A more compelling future may lie in what is happening in countries like Germany, where police are highly-trained and extremely well-educated. They are not militarized. Scarred by their experience with a fascist police state, Germans live in a country where police are required to pass a rigorous multiyear curriculum with history and the country’s liberal democratic constitution at its core. They are taught strategies of communication and de-escalation. Policing in New York will need to change along these lines, and doing this doesn’t mean automatically shaving billions away. Better human beings need to be recruited to the department and not all of them, perhaps, should be permitted to carry firearms. Twenty-three year-olds new to the city should probably not be out on patrol and police, first and foremost, should be local residents. And social workers and mental health professionals should embed with police precincts and respond to calls with police. Just as the best prison systems in the world are funded lavishly to serve as proper rehabilitation facilities, not dens of endless punishment, a humane approach to law enforcement won’t necessarily be a cheaper one.
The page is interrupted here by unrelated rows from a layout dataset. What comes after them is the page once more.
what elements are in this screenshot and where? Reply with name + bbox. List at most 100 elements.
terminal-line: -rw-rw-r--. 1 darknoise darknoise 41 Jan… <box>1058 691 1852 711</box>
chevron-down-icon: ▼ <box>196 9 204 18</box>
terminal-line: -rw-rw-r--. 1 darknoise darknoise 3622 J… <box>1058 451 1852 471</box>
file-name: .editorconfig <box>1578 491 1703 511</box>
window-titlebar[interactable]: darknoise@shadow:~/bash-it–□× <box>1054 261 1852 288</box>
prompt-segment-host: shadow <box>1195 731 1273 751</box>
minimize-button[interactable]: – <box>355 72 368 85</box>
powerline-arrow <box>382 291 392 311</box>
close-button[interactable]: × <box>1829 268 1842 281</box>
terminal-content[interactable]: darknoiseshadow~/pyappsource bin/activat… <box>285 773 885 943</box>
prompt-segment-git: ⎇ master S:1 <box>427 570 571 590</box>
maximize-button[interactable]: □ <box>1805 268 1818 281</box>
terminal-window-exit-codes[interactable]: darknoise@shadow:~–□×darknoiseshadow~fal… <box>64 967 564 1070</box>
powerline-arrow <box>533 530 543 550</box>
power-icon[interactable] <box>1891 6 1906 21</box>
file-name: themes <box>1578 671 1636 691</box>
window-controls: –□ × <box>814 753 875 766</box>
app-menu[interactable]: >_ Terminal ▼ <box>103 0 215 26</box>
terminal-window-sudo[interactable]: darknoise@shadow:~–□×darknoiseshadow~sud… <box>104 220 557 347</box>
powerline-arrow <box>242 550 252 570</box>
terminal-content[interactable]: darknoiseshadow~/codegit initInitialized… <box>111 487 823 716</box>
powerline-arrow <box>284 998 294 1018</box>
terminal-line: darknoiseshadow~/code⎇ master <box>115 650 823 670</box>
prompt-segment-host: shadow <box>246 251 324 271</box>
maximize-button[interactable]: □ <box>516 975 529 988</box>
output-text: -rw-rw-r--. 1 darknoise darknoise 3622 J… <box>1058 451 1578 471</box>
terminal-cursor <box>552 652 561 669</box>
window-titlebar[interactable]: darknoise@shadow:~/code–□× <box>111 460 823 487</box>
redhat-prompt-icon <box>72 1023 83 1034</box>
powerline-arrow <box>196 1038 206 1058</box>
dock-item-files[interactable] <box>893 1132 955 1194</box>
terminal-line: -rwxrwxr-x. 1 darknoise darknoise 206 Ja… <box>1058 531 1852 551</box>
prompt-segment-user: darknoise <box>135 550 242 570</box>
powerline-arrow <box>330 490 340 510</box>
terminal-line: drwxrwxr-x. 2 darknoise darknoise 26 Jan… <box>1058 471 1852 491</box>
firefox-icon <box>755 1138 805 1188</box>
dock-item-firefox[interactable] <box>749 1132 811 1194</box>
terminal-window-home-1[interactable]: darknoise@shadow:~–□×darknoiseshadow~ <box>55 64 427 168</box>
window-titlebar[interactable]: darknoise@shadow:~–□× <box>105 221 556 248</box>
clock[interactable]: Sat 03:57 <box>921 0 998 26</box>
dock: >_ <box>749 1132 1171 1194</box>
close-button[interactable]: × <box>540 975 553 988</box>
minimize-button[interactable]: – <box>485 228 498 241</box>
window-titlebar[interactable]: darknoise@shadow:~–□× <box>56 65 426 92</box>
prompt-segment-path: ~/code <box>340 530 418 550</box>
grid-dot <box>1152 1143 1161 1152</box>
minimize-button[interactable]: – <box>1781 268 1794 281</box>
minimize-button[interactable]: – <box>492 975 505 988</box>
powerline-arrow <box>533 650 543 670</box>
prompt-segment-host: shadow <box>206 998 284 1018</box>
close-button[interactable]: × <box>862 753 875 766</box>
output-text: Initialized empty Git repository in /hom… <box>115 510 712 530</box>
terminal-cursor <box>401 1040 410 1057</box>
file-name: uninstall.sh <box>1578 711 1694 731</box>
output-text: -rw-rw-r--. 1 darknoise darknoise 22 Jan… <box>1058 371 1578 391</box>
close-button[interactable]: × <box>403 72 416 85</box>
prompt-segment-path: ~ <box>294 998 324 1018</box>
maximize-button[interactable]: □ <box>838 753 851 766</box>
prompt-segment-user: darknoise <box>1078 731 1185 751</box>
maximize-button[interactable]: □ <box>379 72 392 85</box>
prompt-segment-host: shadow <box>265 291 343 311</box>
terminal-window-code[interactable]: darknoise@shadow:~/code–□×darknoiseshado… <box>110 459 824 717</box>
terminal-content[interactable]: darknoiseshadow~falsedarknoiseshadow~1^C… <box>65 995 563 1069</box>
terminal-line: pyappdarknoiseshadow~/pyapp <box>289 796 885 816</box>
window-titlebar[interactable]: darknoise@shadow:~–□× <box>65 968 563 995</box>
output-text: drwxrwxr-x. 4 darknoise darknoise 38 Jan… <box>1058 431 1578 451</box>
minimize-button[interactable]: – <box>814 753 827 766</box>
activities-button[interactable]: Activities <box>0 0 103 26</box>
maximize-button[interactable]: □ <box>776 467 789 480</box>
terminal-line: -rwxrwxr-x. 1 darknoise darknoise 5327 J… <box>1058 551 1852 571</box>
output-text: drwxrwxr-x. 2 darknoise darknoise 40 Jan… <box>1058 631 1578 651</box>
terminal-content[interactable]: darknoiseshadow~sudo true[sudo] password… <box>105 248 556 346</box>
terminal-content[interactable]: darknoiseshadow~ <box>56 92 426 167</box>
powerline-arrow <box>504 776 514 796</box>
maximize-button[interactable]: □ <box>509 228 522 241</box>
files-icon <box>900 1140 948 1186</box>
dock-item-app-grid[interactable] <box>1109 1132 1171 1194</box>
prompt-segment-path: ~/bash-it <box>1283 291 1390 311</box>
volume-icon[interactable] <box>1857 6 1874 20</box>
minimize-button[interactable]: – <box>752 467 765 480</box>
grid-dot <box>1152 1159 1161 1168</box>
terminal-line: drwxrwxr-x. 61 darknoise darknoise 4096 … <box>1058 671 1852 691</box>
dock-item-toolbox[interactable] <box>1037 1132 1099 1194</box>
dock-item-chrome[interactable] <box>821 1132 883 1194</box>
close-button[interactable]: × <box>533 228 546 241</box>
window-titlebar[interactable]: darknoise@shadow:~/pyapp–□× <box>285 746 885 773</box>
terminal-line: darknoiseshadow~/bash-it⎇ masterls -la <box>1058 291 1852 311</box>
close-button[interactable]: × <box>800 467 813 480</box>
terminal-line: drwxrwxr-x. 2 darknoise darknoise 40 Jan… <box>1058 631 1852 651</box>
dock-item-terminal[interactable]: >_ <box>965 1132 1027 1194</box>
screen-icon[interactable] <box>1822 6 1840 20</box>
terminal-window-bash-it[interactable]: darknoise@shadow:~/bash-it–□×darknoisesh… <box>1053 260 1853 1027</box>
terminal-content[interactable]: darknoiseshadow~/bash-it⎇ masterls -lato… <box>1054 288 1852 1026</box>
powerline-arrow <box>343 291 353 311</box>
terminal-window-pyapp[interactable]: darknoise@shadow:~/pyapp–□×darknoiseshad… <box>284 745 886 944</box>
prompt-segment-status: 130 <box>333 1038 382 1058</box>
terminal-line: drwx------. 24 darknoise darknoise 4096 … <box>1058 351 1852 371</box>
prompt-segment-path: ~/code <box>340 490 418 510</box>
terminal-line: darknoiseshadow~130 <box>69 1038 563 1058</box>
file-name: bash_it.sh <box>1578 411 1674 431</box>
None of this is going to galvanize young leftists in a Democratic primary and Morales knows it. She’s proved herself more adept than many of her rivals, staking out a clear position and communicating it fluidly. As a first-time candidate, she’s already internalized lessons that veteran politicians hungering for higher office never do. You have to be about something. Equivocation won’t do. Morales, quietly surging, knows this well.
Dianne Morales Makes Her Move
Great article, Ross. I really like your writing style.
I've just finished reading Simon Balto's book on the Chicago police. The activist demand there, rather than reduction of the size of the police with an eye on abolition, was for a long time for civilian control on the communal level (which of course was promised by the likes of Daly et al but never actually implemented). Given the history, the activist demand has since become committed to abolition. But I wonder if there wouldn't be a constituency for accountability and communal control if anybody ran on it in the mayoral race, which so far nobody is doing.
Otherwise, I don't think that the argument is that the amount of resources spent on the police will necessarily be enough to solve the conditions that incentivize crime to begin with. They are only connected because the police exacerbate such issues and are the wrong tool for dealing with that problem. That said, if they haven't made clear that fiscal ask for social services should not be limited by the size of the police budget per se, then they probably should.